Let $g(x,y,z,\lambda)=(x-1)^2+y^2+(z+1)^2-\lambda(x+y+z-1)$.
Set $\dfrac{\partial g}{\partial x}=2(x-1)-\lambda=0$,
$\dfrac{\partial g}{\partial y}=2y-\lambda=0$,
$\dfrac{\partial g}{\partial z}=2(z+1)-\lambda=0$,
and $\dfrac{\partial g}{\partial \lambda}=x+y+z-1=0$.

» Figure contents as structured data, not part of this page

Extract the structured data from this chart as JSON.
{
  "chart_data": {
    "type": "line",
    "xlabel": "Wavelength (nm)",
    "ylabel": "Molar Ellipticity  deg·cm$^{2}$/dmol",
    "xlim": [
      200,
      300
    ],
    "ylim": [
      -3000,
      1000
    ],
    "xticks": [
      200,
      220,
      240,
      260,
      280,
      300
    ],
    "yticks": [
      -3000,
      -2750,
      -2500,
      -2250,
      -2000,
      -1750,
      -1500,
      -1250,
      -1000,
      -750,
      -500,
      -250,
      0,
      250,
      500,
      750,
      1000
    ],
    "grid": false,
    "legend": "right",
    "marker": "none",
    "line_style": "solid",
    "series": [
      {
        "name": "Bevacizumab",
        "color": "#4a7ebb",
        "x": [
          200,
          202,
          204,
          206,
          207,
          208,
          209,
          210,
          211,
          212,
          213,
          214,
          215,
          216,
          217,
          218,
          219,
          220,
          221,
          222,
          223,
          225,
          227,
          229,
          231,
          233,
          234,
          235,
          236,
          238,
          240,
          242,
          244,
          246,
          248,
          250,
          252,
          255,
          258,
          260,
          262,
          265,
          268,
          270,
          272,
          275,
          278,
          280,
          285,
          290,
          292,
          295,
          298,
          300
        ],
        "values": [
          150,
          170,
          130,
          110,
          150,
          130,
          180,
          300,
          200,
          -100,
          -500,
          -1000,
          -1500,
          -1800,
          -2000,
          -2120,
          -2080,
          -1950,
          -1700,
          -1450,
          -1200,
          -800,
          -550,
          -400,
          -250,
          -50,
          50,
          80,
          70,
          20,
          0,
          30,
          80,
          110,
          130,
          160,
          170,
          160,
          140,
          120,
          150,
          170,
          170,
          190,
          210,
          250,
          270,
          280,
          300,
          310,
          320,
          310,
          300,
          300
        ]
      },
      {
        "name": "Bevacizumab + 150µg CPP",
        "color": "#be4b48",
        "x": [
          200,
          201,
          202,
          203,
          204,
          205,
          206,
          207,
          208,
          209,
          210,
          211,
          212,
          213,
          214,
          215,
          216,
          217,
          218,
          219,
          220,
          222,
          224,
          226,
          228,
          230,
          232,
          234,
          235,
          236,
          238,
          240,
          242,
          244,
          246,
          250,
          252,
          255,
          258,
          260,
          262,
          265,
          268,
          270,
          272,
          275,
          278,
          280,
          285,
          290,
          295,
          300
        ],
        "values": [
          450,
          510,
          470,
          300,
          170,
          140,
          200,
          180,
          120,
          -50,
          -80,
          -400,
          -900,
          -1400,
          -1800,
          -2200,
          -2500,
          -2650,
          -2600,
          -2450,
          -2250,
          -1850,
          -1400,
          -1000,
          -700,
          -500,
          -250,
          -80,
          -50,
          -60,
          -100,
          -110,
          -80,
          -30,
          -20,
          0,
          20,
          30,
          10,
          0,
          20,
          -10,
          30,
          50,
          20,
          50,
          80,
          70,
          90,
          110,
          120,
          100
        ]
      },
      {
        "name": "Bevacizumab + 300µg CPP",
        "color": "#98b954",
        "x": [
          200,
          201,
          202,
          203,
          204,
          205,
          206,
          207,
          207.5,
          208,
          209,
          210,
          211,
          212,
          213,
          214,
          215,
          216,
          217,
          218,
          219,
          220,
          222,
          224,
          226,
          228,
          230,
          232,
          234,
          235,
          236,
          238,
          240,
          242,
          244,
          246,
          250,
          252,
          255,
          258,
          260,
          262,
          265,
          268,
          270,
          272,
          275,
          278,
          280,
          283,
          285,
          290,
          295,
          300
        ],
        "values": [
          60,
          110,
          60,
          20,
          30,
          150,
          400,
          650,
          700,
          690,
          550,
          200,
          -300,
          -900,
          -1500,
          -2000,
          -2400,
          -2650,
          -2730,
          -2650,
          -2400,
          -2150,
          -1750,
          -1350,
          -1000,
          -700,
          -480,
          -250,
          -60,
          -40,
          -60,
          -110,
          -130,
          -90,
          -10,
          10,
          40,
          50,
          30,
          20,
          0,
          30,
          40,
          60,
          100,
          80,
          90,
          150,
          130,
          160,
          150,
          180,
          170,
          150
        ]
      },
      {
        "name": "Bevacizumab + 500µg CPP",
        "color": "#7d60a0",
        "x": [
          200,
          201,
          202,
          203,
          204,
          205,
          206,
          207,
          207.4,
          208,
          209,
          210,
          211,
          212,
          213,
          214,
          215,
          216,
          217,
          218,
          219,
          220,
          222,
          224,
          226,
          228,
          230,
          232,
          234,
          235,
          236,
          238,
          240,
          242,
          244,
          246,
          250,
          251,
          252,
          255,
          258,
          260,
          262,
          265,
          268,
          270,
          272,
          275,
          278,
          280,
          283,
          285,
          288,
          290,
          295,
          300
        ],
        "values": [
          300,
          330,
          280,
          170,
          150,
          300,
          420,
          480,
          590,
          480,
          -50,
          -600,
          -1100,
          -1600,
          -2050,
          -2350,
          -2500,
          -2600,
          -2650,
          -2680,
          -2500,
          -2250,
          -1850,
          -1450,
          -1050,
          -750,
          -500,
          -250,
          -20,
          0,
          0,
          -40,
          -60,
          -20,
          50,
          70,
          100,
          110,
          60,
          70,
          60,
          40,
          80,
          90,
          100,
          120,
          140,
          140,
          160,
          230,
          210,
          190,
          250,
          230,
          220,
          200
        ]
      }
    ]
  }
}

You should find that $\lambda=2(x-1)=2y=2(z+1)$,
so $y=x-1=z+1$, so $y+1=x$ and $y-1=z$.
Given $x+y+z-1=0$, this means $3y-1=0$, so $y=\dfrac13$, so $x=\dfrac43$, and $z=-\dfrac23$.
(Check that $x+y+z=1$.)
Therefore, the extremum is $(x-1)^2+y^2+(z+1)^2=\left(\dfrac13\right)^2+\left(\dfrac13\right)^2+\left(\dfrac13\right)^2=\dfrac13$.
Note that it occurs when $x-1=y=z+1$.